Hiring UX at Hireology
In one of the Slack communities I spend some time with, someone recently asked the questions below about how companies hire. I thought the answers would make a nice post, so here we are. I’ll be focusing on hiring for our UX Designer role, but the process for Front End Engineers or User Researchers is essentially the same.
What is your process like when looking for a new hire?
1. Review resume, cover letter, and portfolio
2. Phone screen with Director of Hiring
3. Design review discussion with Manager of UX and other designers
4. Career history interview with Manager of UX
5. Meet & Greet with various Product & Engineering team members
6. Reference checks
7. Final sign off call with CEO
Let me dig in to a few of those.
First, design review is where the candidate brings a couple of projects they have worked on in the past and talks about them. The best candidates can show and talk about how they got from nothing to fully worked designs, and it is clear what they did and didn’t do. This is also a great time for them to ask us about our process. Interviews are two-way streets, and we expect the candidate to grill us as much as we grill them.

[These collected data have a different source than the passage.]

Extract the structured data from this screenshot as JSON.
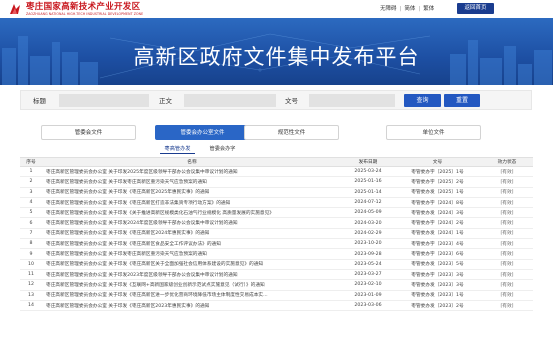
{
  "header": {
    "logo_cn": "枣庄国家高新技术产业开发区",
    "logo_en": "ZAOZHUANG NATIONAL HIGH-TECH INDUSTRIAL DEVELOPMENT ZONE",
    "links": [
      "无障碍",
      "简体",
      "繁体"
    ],
    "home_button": "返回首页"
  },
  "banner": {
    "title": "高新区政府文件集中发布平台"
  },
  "search": {
    "title_label": "标题",
    "body_label": "正文",
    "number_label": "文号",
    "query_button": "查询",
    "reset_button": "重置"
  },
  "tabs": [
    {
      "label": "管委会文件"
    },
    {
      "label": "管委会办公室文件"
    },
    {
      "label": "规范性文件"
    },
    {
      "label": "单位文件"
    }
  ],
  "subtabs": [
    {
      "label": "枣高管办发"
    },
    {
      "label": "管委会办字"
    }
  ],
  "table": {
    "headers": [
      "序号",
      "名称",
      "发布日期",
      "文号",
      "效力状态"
    ],
    "rows": [
      [
        "1",
        "枣庄高新区管理委员会办公室 关于印发2025年度区级领导干部办公会议集中审议计划的通知",
        "2025-03-24",
        "枣管委办字〔2025〕1号",
        "[有效]"
      ],
      [
        "2",
        "枣庄高新区管理委员会办公室 关于印发枣庄高新区重污染天气应急预案的通知",
        "2025-01-16",
        "枣管委办字〔2025〕2号",
        "[有效]"
      ],
      [
        "3",
        "枣庄高新区管理委员会办公室 关于印发《枣庄高新区2025年惠民实事》的通知",
        "2025-01-14",
        "枣管委办发〔2025〕1号",
        "[有效]"
      ],
      [
        "4",
        "枣庄高新区管理委员会办公室 关于印发《枣庄高新区打造非法集资专项行动方案》的通知",
        "2024-07-12",
        "枣管委办字〔2024〕8号",
        "[有效]"
      ],
      [
        "5",
        "枣庄高新区管理委员会办公室 关于印发《关于推进高新区规模类化石油气行业规模化 高质量发展的实施意见》",
        "2024-05-09",
        "枣管委办发〔2024〕3号",
        "[有效]"
      ],
      [
        "6",
        "枣庄高新区管理委员会办公室 关于印发2024年度区级领导干部办公会议集中审议计划的通知",
        "2024-03-20",
        "枣管委办字〔2024〕2号",
        "[有效]"
      ],
      [
        "7",
        "枣庄高新区管理委员会办公室 关于印发《枣庄高新区2024年惠民实事》的通知",
        "2024-02-29",
        "枣管委办发〔2024〕1号",
        "[有效]"
      ],
      [
        "8",
        "枣庄高新区管理委员会办公室 关于印发《枣庄高新区食品安全工作评议办法》的通知",
        "2023-10-20",
        "枣管委办字〔2023〕4号",
        "[有效]"
      ],
      [
        "9",
        "枣庄高新区管理委员会办公室 关于印发枣庄高新区重污染天气应急预案的通知",
        "2023-09-28",
        "枣管委办字〔2023〕6号",
        "[有效]"
      ],
      [
        "10",
        "枣庄高新区管理委员会办公室 关于印发《枣庄高新区关于全面加强社会信用体系建设的实施意见》的通知",
        "2023-05-24",
        "枣管委办发〔2023〕5号",
        "[有效]"
      ],
      [
        "11",
        "枣庄高新区管理委员会办公室 关于印发2023年度区级领导干部办公会议集中审议计划的通知",
        "2023-03-27",
        "枣管委办字〔2023〕3号",
        "[有效]"
      ],
      [
        "12",
        "枣庄高新区管理委员会办公室 关于印发《互联网+高新国家级创业创新示范试点实施意见（试行）》的通知",
        "2023-02-10",
        "枣管委办发〔2023〕3号",
        "[有效]"
      ],
      [
        "13",
        "枣庄高新区管理委员会办公室 关于印发《枣庄高新区进一步优化营商环境降低市场主体制度性交易成本实...",
        "2023-01-09",
        "枣管委办发〔2023〕1号",
        "[有效]"
      ],
      [
        "14",
        "枣庄高新区管理委员会办公室 关于印发《枣庄高新区2023年惠民实事》的通知",
        "2023-03-06",
        "枣管委办发〔2023〕2号",
        "[有效]"
      ]
    ]
  },
  "colors": {
    "brand_red": "#c8161d",
    "navy": "#1a3c8f",
    "accent_blue": "#2a66c6"
  }
}
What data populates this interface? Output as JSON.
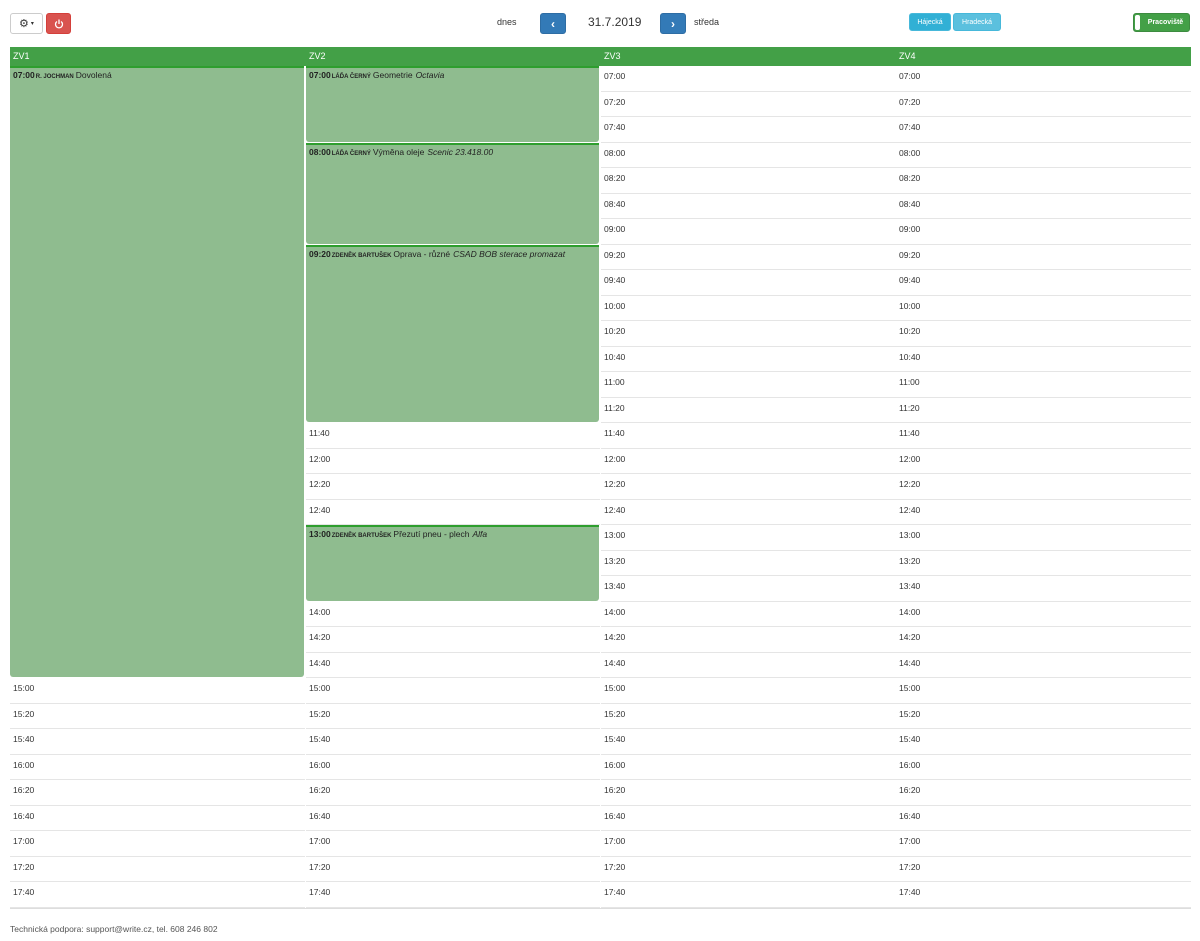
{
  "toolbar": {
    "gear_icon": "⚙",
    "caret_icon": "▾",
    "power_icon": "⏻",
    "today_label": "dnes",
    "prev_icon": "‹",
    "next_icon": "›",
    "date": "31.7.2019",
    "weekday": "středa",
    "locations": [
      "Hájecká",
      "Hradecká"
    ],
    "toggle_label": "Pracoviště"
  },
  "colors": {
    "header": "#43a047",
    "event": "#8fbc8f",
    "event_border": "#2e9e2e",
    "danger": "#d9534f",
    "primary": "#337ab7",
    "info": "#5bc0de"
  },
  "columns": [
    "ZV1",
    "ZV2",
    "ZV3",
    "ZV4"
  ],
  "times": [
    "07:00",
    "07:20",
    "07:40",
    "08:00",
    "08:20",
    "08:40",
    "09:00",
    "09:20",
    "09:40",
    "10:00",
    "10:20",
    "10:40",
    "11:00",
    "11:20",
    "11:40",
    "12:00",
    "12:20",
    "12:40",
    "13:00",
    "13:20",
    "13:40",
    "14:00",
    "14:20",
    "14:40",
    "15:00",
    "15:20",
    "15:40",
    "16:00",
    "16:20",
    "16:40",
    "17:00",
    "17:20",
    "17:40"
  ],
  "events": [
    {
      "column": 0,
      "start": "07:00",
      "end": "15:00",
      "time": "07:00",
      "who": "R. Jochman",
      "what": "Dovolená",
      "note": ""
    },
    {
      "column": 1,
      "start": "07:00",
      "end": "08:00",
      "time": "07:00",
      "who": "Láďa Černý",
      "what": "Geometrie",
      "note": "Octavia"
    },
    {
      "column": 1,
      "start": "08:00",
      "end": "09:20",
      "time": "08:00",
      "who": "Láďa Černý",
      "what": "Výměna oleje",
      "note": "Scenic 23.418.00"
    },
    {
      "column": 1,
      "start": "09:20",
      "end": "11:40",
      "time": "09:20",
      "who": "Zdeněk Bartušek",
      "what": "Oprava - různé",
      "note": "CSAD BOB sterace promazat"
    },
    {
      "column": 1,
      "start": "13:00",
      "end": "14:00",
      "time": "13:00",
      "who": "Zdeněk Bartušek",
      "what": "Přezutí pneu - plech",
      "note": "Alfa"
    }
  ],
  "footer": "Technická podpora: support@write.cz, tel. 608 246 802"
}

The Meet & Greet with the Product & Engineering team is an opportunity for them to get to meet some of the people they will be working with. See how we interact with each other, see how they interact. There are a few technical questions, but most of them are “fun” questions like “top three movies” or “spirit animal.” The answers don’t really matter as much as the interactions do.
Finally, our CEO has spoken to every single hire we have ever made. And he has vetoed a few at this process. His job is to make sure we are not hiring someone who runs against our core values (No Assholes, Own the Result, Create Wow Moment, Pathological Optimism, Eager to Improve).

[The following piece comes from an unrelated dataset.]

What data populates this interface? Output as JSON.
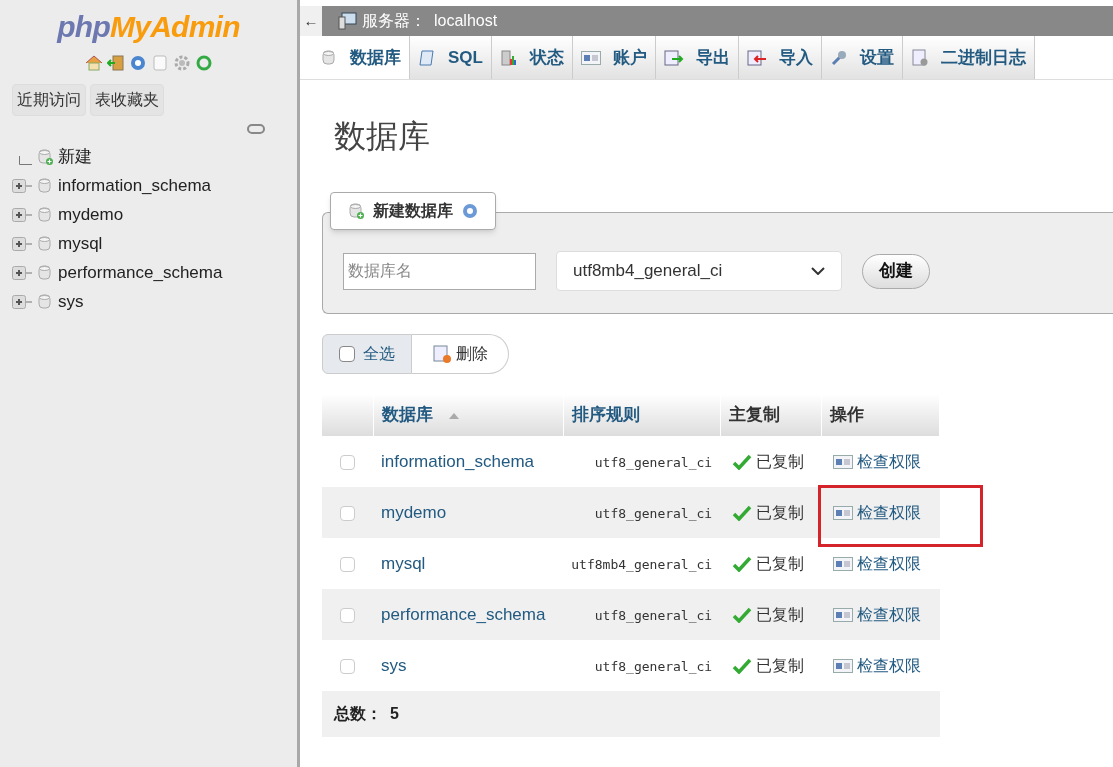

What kind of resources (ex: websites, apps, people, technology, etc.) do you use when looking for a new hire?
As we are a hiring platform, we use our own platform to manage the process. We try to include as many team members as possible when it makes sense. I believe we use Zenefits to extend offer and onboard. For all UX roles, I have found Authentic Jobs to be the only source we need to get great applicant flow.
What pain points do you encounter when trying to find a new hire?
May not seem like a pain point, but we get a ton of applicants from Authentic Jobs, so culling through them can be difficult, especially once we have started moving forward with a few. As our Product and Engineering teams are remote, conducting “face-to-face” interviews remotely can be difficult to arrange.
Another issue we have run in to recently when hiring for a Front End Engineer position is people straight out of dev boot camps applying even though the job descriptions says “3+ years of experience.” While we will be hiring entry level positions — probably starting in 2017 — we aren’t quite ready yet, and these applicants make our applicant stream more noisy than it should be.
What are the 3 most important things for you to see on the resume/application?
If I may, cover letter is one of the most important things. Resumes are professional summaries, but cover letters is where you can let your personality shine, highlight attributes, and explain away questions about the resume before they can be asked. So don’t just regurgitate your resume, talk to me!
For a designer position, I am also looking for a link to a “portfolio,” though I put that word in quotes because that term is a bit loaded. I don’t want to see pictures, I want to hear about process. I don’t want to look at what you did, I want to know why you did it.
Third…not sure honestly. Though we are remote, we can only hire people based in the US, so checking that is always important.
What are the 3 most important things for you to know about the person you are hiring?
First and foremost, do they fit with our core values, and in particular “No Assholes.” I believe very strongly that attitude is more important than ability. We can work with you to design better, but I can’t do much with someone who is hard to work with.
Second, they have to be comfortable working remotely. We do our best to create as many communication opportunities as possible, but working remote can be isolating, and that is not always for everyone. Designing remotely in particular can be quite a challenge.
Finally, they should have some sort of talent. Again, I would rather hire inexperience with good attitude than rock star with bad attitude, but it isn’t as hard as you might think to find someone who has both the right abilities and the right attitude.
What specific skills (ex: adobe cc experience, etc.) do you normally look for? (if you normally hire a specific field, please specify what field that is)
For designers, again I am looking for process. Sketch, Photoshop, whatever…I really don’t care. What I want to know is how the candidate approaches a problem. Do they question assumptions? Do they spend time sketching? Do they test their mock ups? How do they deal with feedback? Much like attitude trumping ability, soft skills trump hard skills.